Organization for Economic Cooperation and Development, Link (CC-BY)
Executive Summary: Education is the key to economic, social and environmental progress, and governments around the world are looking to improve their education systems. The future of education in the 21st century is not simply about reaching more people, but about improving the quality and diversity of educational opportunities. How to best organise and support teaching and learning requires imagination, creativity and innovation.
Open educational resources (OER) are teaching, learning and research materials that make use of tools such as open licensing to permit their free reuse, continuous improvement and repurposing by others for educational purposes. The OER community has grown considerably over the past ten years and the impact of OER on educational systems has become an issue of public policy. This report aims to highlight state of the art developments and practice in OER, but also to serve as a basis for exchanges and discussions that lead to cross-country peer learning on how to improve teaching and learning.
Key potentials of OER
Three key potentials of OER have been highlighted in this report:
- Digital technologies have become ubiquitous in daily life and OER can harness the new possibility afforded by digital technology to address common educational challenges.
- OER are a catalyst for social innovation, which can facilitate changed forms of interaction between teachers, learners and knowledge.
- OER have an extended lifecycle beyond their original design and purpose. The process of distribution, adaptation and iteration can improve access to high-quality, context-appropriate educational materials for all.
OER contribute to key educational challenges
This report focuses on the contribution of OER to six key educational challenges that concern education systems today. The challenges concern teaching and learning, cost containment, the distribution of high-quality educational resources and reducing the barriers to learning opportunities, which together can improve the quality and accessibility of teaching and learning provision.
Fostering the use of new forms of learning for the 21st century
New forms of learning are required to provide learners with a learning experience that better facilitates personal development and success in a knowledge society. These include the use of approaches to learning, which involve learners as a community in the development of their own learning materials and the support of other learners. The possibility to easily adapt and share OER supports this objective
Fosteing teachers’ professional development and engagement
Teacher development and engagement has been shown to be key to effective learning. The adaptability of OER allows teachers to revise and tailor their educational resources to provide a better fit to the educational environment in which they are teaching. It is also expected that this opportunity can lead to a higher level of collaboration between teachers.
Containing public and private costs of education
Higher levels of participation in education systems across the world lead to a challenge for cost sharing between public budgets and private households to cover the costs of high-quality learning materials.

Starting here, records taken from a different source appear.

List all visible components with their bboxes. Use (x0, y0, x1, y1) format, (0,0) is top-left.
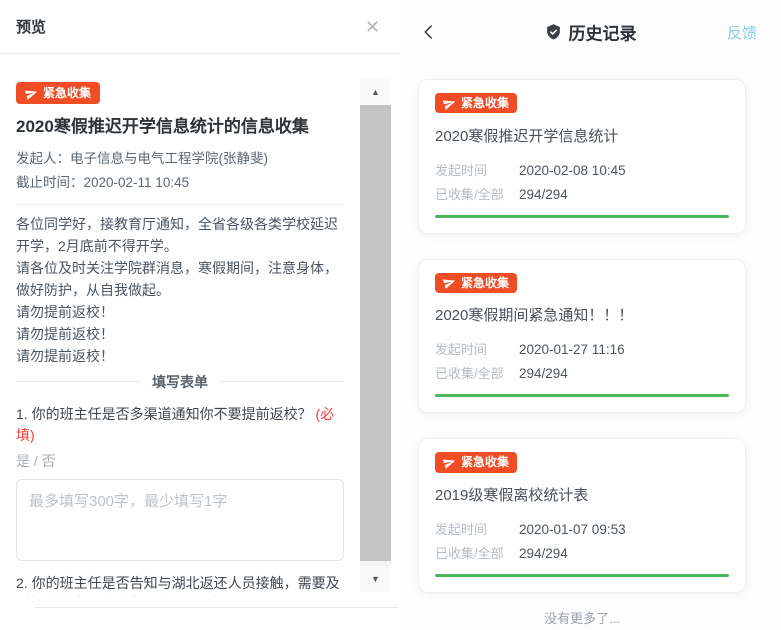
collected-value: 294/294 (519, 366, 568, 381)
send-plane-icon (23, 85, 39, 101)
collected-value: 294/294 (519, 546, 568, 561)
collected-row: 已收集/全部 294/294 (435, 363, 729, 382)
history-title-wrap: 历史记录 (545, 20, 637, 45)
urgent-collect-badge: 紧急收集 (16, 82, 100, 104)
notice-description: 各位同学好，接教育厅通知，全省各级各类学校延迟开学，2月底前不得开学。 请各位及… (16, 213, 344, 367)
start-time-row: 发起时间 2020-02-08 10:45 (435, 160, 729, 179)
no-more-text: 没有更多了... (418, 608, 746, 627)
history-header: 历史记录 反馈 (400, 0, 781, 64)
history-card[interactable]: 紧急收集 2020寒假期间紧急通知！！！ 发起时间 2020-01-27 11:… (418, 259, 746, 414)
initiator-label: 发起人： (16, 151, 70, 166)
card-title: 2020寒假推迟开学信息统计 (435, 125, 729, 146)
initiator-row: 发起人：电子信息与电气工程学院(张静斐) (16, 147, 344, 167)
start-time-row: 发起时间 2020-01-27 11:16 (435, 339, 729, 358)
urgent-badge-label: 紧急收集 (461, 276, 509, 290)
initiator-value: 电子信息与电气工程学院(张静斐) (70, 151, 268, 166)
question-1-options-hint: 是 / 否 (16, 451, 344, 471)
urgent-badge-label: 紧急收集 (43, 86, 91, 100)
preview-scroll-area[interactable]: 紧急收集 2020寒假推迟开学信息统计的信息收集 发起人：电子信息与电气工程学院… (0, 55, 360, 597)
scrollbar[interactable]: ▲ ▼ (360, 79, 391, 592)
deadline-label: 截止时间： (16, 175, 84, 190)
collected-label: 已收集/全部 (435, 184, 519, 203)
shield-check-icon (545, 24, 562, 41)
deadline-value: 2020-02-11 10:45 (84, 175, 190, 190)
question-1-label: 1. 你的班主任是否多渠道通知你不要提前返校？ (16, 406, 312, 422)
collected-label: 已收集/全部 (435, 363, 519, 382)
start-time-value: 2020-01-07 09:53 (519, 522, 626, 537)
form-title: 2020寒假推迟开学信息统计的信息收集 (16, 116, 344, 138)
question-1: 1. 你的班主任是否多渠道通知你不要提前返校？ (必填) 是 / 否 (16, 404, 344, 561)
progress-bar (435, 574, 729, 577)
urgent-collect-badge: 紧急收集 (435, 273, 517, 293)
content-divider (16, 204, 344, 205)
send-plane-icon (441, 95, 457, 111)
history-title: 历史记录 (569, 20, 637, 45)
history-card[interactable]: 紧急收集 2019级寒假离校统计表 发起时间 2020-01-07 09:53 … (418, 438, 746, 593)
chevron-left-icon (420, 23, 438, 41)
divider-line-right (220, 381, 344, 382)
preview-panel: 预览 ✕ 紧急收集 2020寒假推迟开学信息统计的信息收集 发起人：电子信息与电… (0, 0, 400, 630)
send-plane-icon (441, 454, 457, 470)
progress-bar (435, 215, 729, 218)
scrollbar-thumb[interactable] (360, 105, 391, 561)
question-2-required-tag: (必填) (188, 596, 225, 597)
preview-title: 预览 (16, 16, 46, 37)
urgent-badge-label: 紧急收集 (461, 96, 509, 110)
collected-label: 已收集/全部 (435, 543, 519, 562)
feedback-link[interactable]: 反馈 (727, 22, 757, 43)
start-time-value: 2020-02-08 10:45 (519, 163, 626, 178)
question-1-answer-textarea[interactable] (16, 479, 344, 561)
history-card-list: 紧急收集 2020寒假推迟开学信息统计 发起时间 2020-02-08 10:4… (400, 64, 781, 627)
question-1-text: 1. 你的班主任是否多渠道通知你不要提前返校？ (必填) (16, 404, 344, 446)
history-card[interactable]: 紧急收集 2020寒假推迟开学信息统计 发起时间 2020-02-08 10:4… (418, 79, 746, 234)
card-title: 2019级寒假离校统计表 (435, 484, 729, 505)
form-section-title: 填写表单 (152, 372, 208, 392)
send-plane-icon (441, 275, 457, 291)
urgent-collect-badge: 紧急收集 (435, 93, 517, 113)
card-meta: 发起时间 2020-01-27 11:16 已收集/全部 294/294 (435, 339, 729, 382)
card-meta: 发起时间 2020-01-07 09:53 已收集/全部 294/294 (435, 519, 729, 562)
divider-line-left (16, 381, 140, 382)
close-icon[interactable]: ✕ (365, 18, 380, 36)
start-time-value: 2020-01-27 11:16 (519, 342, 625, 357)
collected-row: 已收集/全部 294/294 (435, 543, 729, 562)
start-time-row: 发起时间 2020-01-07 09:53 (435, 519, 729, 538)
progress-bar (435, 394, 729, 397)
scroll-down-icon[interactable]: ▼ (360, 566, 391, 592)
back-button[interactable] (420, 23, 438, 41)
collected-value: 294/294 (519, 187, 568, 202)
start-time-label: 发起时间 (435, 519, 519, 538)
scroll-up-icon[interactable]: ▲ (360, 79, 391, 105)
urgent-collect-badge: 紧急收集 (435, 452, 517, 472)
urgent-badge-label: 紧急收集 (461, 455, 509, 469)
collected-row: 已收集/全部 294/294 (435, 184, 729, 203)
history-panel: 历史记录 反馈 紧急收集 2020寒假推迟开学信息统计 发起时间 2020-02… (400, 0, 781, 630)
preview-header: 预览 ✕ (0, 0, 400, 54)
start-time-label: 发起时间 (435, 339, 519, 358)
question-2-label: 2. 你的班主任是否告知与湖北返还人员接触，需要及时报备信息，并注意隔离？ (16, 575, 340, 597)
form-section-divider: 填写表单 (16, 372, 344, 392)
footer-divider (35, 607, 398, 608)
card-meta: 发起时间 2020-02-08 10:45 已收集/全部 294/294 (435, 160, 729, 203)
card-title: 2020寒假期间紧急通知！！！ (435, 304, 729, 325)
question-2: 2. 你的班主任是否告知与湖北返还人员接触，需要及时报备信息，并注意隔离？ (必… (16, 573, 344, 597)
start-time-label: 发起时间 (435, 160, 519, 179)
question-2-text: 2. 你的班主任是否告知与湖北返还人员接触，需要及时报备信息，并注意隔离？ (必… (16, 573, 344, 597)
deadline-row: 截止时间：2020-02-11 10:45 (16, 171, 344, 191)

OER offer the possibility of reducing these costs through developing, sharing and updating resources more cost effectively.
Continually improving the quality of educational resources
The dynamics of a knowledge society lead to three challenges for educational resources: they must reflect new developments in the subject area they cover, they must reflect new learning theories in order to better support high-quality learning, and they must be fit for purpose for the expected learning outcomes and the heterogeneous group of learners who are using them. The adaptability of OER offers the possibility for keeping educational resources at pace with these dynamics.
Widening the distribution of high-quality educational resources
High-quality resources for education are being produced and used in some educational institutions, for some groups of learners and in some countries. The ability to share OER offers the possibility of breaking down boundaries to high-quality provision by ensuring a more even distribution of high-quality educational resources. This can build bridges between countries, between informal learning and formal education and facilitate lifelong learning.
Reducing barriers to learning opportunities
Many learners are excluded from high-quality learning opportunities because of the requirements of place, time and pace of learning. OER offered as digital resources enable the extension of educational resources beyond a set place and time of provision, and allow provision at an appropriate pace for the learners
What policy can do
This report argues that policy support is necessary for OER to reach their full potential as a social innovation. To this aim, policy makers should focus on the following four areas for activity:
Existence and discoverability of OER
Policy can support OER use through mandating or encouraging its production. If there is currently no OER, or not enough, governments may change the funding of educational resources or change the regulations for their production and use. One way of centralising and focusing efforts on the use and sharing of OER is to provide a central repository for openly licensed educational materials or to support efforts to make existing OER more discoverable. Nevertheless, making OER available does not ensure that they are used.
New role of teachers
Flexible access to high-quality educational materials is positive for learners, but they will require new support services to fully benefit from the use of OER. This leads to a new role for they develop new skills and overcome motivational and organisational barriers to sharing or collaborating through OER. These changes should be reflected in teacher training and continual professional development courses.
New quality assurance procedures
Policy makers can change the framework conditions of formal educational settings by modifying rules, promoting new tools and reassigning the division of labour for the production of high-quality educational resources. OER provide flexibility and adaptability, which enable educational resources to change over time and in different contexts. However, this flexibility presents a challenge for many existing quality assurance procedures, which assume a hierarchical structure of quality control and relatively static educational materials. New systems of quality assurance are necessary.
More research necessary
There are gaps in research on use and adaptation of OER. Policy makers should promote and fund evidence-based research for policy and practice on how OER are produced and how they are used in certain contexts and by certain actors in the education system (teachers, instructors and learners).